يَا أَيُّهَا الَّذِينَ آَمَنُوا أَطِيعُوا اللَّهَ وَأَطِيعُوا الرَّسُولَ وَأُولِي الْأَمْرِ مِنْكُمْ فَإِنْ تَنَازَعْتُمْ فِي شَيْءٍ فَرُدُّوهُ إِلَى اللَّهِ وَالرَّسُولِ إِنْ كُنْتُمْ تُؤْمِنُونَ بِاللَّهِ وَالْيَوْمِ الْآَخِرِ ذَلِكَ خَيْرٌ وَأَحْسَنُ تَأْوِيلًا (59)
Artinya “Hai orang-orang yang beriman, taatilah Allah dan taatilah Rasul (nya), dan ulil amri di antara kamu. Kemudian jika kamu berlainan pendapat tentang sesuatu, Maka kembalikanlah ia kepada Allah (Al Quran) dan Rasul (sunnahnya), jika kamu benar-benar beriman kepada Allah dan hari kemudian. yang demikian itu lebih utama (bagimu) dan lebih baik akibatnya”. (QS An-Nisa : 59).

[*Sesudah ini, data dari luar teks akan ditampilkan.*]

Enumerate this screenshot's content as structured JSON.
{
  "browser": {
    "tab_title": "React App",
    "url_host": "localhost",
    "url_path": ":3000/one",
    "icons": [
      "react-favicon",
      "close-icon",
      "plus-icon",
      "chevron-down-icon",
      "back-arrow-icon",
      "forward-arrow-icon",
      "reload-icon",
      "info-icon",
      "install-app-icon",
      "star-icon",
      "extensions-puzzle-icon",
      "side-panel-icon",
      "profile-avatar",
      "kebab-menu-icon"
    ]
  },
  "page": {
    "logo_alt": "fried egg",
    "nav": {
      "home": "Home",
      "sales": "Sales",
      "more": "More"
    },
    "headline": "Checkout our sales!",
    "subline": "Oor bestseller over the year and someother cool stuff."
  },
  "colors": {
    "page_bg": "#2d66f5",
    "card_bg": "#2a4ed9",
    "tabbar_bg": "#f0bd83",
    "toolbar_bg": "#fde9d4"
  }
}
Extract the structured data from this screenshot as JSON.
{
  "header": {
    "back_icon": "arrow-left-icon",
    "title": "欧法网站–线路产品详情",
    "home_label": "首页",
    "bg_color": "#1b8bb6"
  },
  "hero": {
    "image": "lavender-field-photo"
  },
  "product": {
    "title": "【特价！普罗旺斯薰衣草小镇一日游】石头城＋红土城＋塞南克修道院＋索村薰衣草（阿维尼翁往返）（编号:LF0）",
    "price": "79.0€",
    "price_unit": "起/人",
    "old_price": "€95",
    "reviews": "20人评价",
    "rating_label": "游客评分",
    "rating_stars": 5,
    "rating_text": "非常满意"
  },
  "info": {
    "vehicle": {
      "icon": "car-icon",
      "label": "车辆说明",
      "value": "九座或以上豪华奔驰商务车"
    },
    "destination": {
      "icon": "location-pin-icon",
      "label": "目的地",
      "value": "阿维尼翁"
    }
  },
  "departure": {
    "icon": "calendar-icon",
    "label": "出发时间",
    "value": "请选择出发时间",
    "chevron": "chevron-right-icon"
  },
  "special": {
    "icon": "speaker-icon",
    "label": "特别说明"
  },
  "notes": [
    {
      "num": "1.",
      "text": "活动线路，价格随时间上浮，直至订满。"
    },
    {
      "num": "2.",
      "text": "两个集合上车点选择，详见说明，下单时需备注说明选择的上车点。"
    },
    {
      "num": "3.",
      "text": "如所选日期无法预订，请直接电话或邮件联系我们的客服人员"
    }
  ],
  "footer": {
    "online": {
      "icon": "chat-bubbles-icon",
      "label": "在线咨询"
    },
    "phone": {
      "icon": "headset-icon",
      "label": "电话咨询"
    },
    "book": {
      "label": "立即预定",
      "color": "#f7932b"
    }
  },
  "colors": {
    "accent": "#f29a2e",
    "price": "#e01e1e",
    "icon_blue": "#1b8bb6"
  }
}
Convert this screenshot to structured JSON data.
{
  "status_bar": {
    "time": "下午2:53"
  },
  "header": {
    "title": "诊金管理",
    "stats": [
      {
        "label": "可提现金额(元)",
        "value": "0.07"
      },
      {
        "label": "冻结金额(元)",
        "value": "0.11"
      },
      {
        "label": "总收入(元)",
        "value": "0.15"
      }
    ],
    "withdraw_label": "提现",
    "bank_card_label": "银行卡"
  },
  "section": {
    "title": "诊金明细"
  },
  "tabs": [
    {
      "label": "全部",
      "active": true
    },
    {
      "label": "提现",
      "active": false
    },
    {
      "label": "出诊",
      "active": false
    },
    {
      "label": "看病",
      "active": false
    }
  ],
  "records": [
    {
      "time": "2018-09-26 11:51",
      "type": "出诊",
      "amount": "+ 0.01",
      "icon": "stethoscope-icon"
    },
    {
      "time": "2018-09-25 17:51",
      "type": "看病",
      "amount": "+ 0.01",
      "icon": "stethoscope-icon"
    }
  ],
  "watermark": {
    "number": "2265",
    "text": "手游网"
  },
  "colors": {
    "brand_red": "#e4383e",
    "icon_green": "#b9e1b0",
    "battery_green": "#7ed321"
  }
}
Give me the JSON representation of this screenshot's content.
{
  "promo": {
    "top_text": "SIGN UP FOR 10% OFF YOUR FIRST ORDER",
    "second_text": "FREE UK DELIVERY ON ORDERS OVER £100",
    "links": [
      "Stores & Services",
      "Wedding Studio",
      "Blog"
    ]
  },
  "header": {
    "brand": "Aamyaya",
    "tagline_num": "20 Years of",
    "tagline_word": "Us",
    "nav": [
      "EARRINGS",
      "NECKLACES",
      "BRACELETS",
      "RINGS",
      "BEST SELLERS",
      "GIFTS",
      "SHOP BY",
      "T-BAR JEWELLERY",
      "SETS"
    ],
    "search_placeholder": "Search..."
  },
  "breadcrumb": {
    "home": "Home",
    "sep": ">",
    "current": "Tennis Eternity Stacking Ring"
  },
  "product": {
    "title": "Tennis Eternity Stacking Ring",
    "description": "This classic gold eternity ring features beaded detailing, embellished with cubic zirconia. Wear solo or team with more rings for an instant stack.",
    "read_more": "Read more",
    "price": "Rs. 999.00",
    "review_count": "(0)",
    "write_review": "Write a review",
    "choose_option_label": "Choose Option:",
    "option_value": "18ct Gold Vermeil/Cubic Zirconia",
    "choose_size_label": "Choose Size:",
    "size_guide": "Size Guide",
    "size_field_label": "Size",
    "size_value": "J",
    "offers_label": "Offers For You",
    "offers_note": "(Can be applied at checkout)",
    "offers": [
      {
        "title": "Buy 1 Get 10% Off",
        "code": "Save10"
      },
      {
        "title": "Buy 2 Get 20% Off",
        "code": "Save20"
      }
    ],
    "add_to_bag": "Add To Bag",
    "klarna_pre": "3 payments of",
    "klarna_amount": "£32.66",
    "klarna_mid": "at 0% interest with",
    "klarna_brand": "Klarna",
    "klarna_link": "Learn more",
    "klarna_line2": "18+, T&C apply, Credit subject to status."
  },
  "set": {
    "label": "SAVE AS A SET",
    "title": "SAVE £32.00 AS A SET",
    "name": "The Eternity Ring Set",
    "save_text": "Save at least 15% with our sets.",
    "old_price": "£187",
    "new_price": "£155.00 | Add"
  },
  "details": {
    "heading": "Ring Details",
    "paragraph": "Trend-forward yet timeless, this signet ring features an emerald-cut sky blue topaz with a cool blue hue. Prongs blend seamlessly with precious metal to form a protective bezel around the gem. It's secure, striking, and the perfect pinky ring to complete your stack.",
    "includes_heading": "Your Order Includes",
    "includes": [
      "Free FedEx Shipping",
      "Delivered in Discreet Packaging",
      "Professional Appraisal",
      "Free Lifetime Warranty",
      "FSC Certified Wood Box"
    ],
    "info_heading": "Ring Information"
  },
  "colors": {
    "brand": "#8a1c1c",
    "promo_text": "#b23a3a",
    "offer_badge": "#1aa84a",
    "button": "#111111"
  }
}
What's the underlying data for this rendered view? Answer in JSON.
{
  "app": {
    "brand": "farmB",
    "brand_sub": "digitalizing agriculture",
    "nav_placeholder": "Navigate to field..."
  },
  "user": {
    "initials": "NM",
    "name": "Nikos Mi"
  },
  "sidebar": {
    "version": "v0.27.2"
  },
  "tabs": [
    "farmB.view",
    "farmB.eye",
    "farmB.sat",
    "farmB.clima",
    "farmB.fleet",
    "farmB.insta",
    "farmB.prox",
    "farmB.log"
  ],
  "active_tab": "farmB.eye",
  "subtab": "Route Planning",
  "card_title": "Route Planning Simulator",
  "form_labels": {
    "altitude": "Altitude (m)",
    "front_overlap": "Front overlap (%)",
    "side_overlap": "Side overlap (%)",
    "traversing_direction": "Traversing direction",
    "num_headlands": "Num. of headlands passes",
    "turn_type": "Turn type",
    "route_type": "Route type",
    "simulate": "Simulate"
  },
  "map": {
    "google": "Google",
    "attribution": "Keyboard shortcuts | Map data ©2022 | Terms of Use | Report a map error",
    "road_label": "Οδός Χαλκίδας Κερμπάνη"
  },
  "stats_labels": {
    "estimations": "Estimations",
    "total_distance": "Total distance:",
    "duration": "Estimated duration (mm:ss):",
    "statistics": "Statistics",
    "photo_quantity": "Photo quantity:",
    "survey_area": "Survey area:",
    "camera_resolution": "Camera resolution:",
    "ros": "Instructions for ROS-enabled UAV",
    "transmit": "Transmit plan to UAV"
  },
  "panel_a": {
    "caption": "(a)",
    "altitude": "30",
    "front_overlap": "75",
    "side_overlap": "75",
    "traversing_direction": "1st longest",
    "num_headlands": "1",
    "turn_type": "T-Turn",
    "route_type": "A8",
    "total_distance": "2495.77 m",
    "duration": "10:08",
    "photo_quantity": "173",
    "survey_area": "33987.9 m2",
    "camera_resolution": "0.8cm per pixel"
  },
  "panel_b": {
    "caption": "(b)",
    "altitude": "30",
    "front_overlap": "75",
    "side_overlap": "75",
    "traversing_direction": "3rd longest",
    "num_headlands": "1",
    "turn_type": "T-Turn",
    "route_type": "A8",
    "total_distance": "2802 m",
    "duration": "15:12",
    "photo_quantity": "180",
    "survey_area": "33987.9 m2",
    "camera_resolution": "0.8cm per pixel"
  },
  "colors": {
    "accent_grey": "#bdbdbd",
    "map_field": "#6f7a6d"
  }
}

Al-qur’an dan hadist sebagai pedoman hidup, sumber hukum dan ajaran dalam Islam, antara yang satu dengan yang lainya tidak dapat dipisahkan. Al-qur’an sebagai sumber ajaran utama yang memuat ajaran-ajaran yang bersifat umum. Oleh karena itu, kehadiran hadist sebagai sumber ajaran kedua tampil untuk menjelaskan (bayan) keumuman isi Al-qur’an tersebut.
Allah SWT menurunkan Al-qur’an agar dapat dipahami oleh manusia, maka Rasul di perintahkan untuk menjelaskan kandungan dan cara-cara melaksanakan ajaranya kepada mereka melalui hadis-hadisnya.

DAFTAR PUSTAKA
Ø  Suparta Munzier, Ilmu Hadis, Edisi Pertama, Cetakan Ketiga, Jakarta: PT Raja Grafindo Persada, 2002.
Ø  Majid Khon Abdul, Ulumu HadisEdisi Pertama, Cetakan Pertama, Jakarta: PT Amzah, 2008.
Ø  Djunied Daniel, Paradigma Baru Studi Ilmu Hadis: Rekontruksi Fiqh Al-Hadits,Cetakan Pertama, Banda Aceh: PT Citra Karya, 2002.
Ø  Ali Mustofa Yaqub, “Imam Bukhari dan Metodologi Kritik Hadis Dalam Ilmu Hadits”, Jakarta: Pustaka Firdaus, 1996 .





[1]               Suparta Munzier, Ilmu Hadis, Edisi Pertama, Cetakan Ketiga, Jakarta: PT Raja Grafindo Persada, 2002. Hal 25.
[2]               Majid Khon Abdul, Ulumu HadisEdisi Pertama, Cetakan Pertama. Jakarta: PT Amzah, 2008. Hal 45.
[3]               Djunied Daniel,  Paradigma Baru Studi Ilmu Hadis: Rekontruksi Fiqh Al-Hadits,Banda Aceh: PT Citra Karya, Banda Aceh.2002. Hal 27.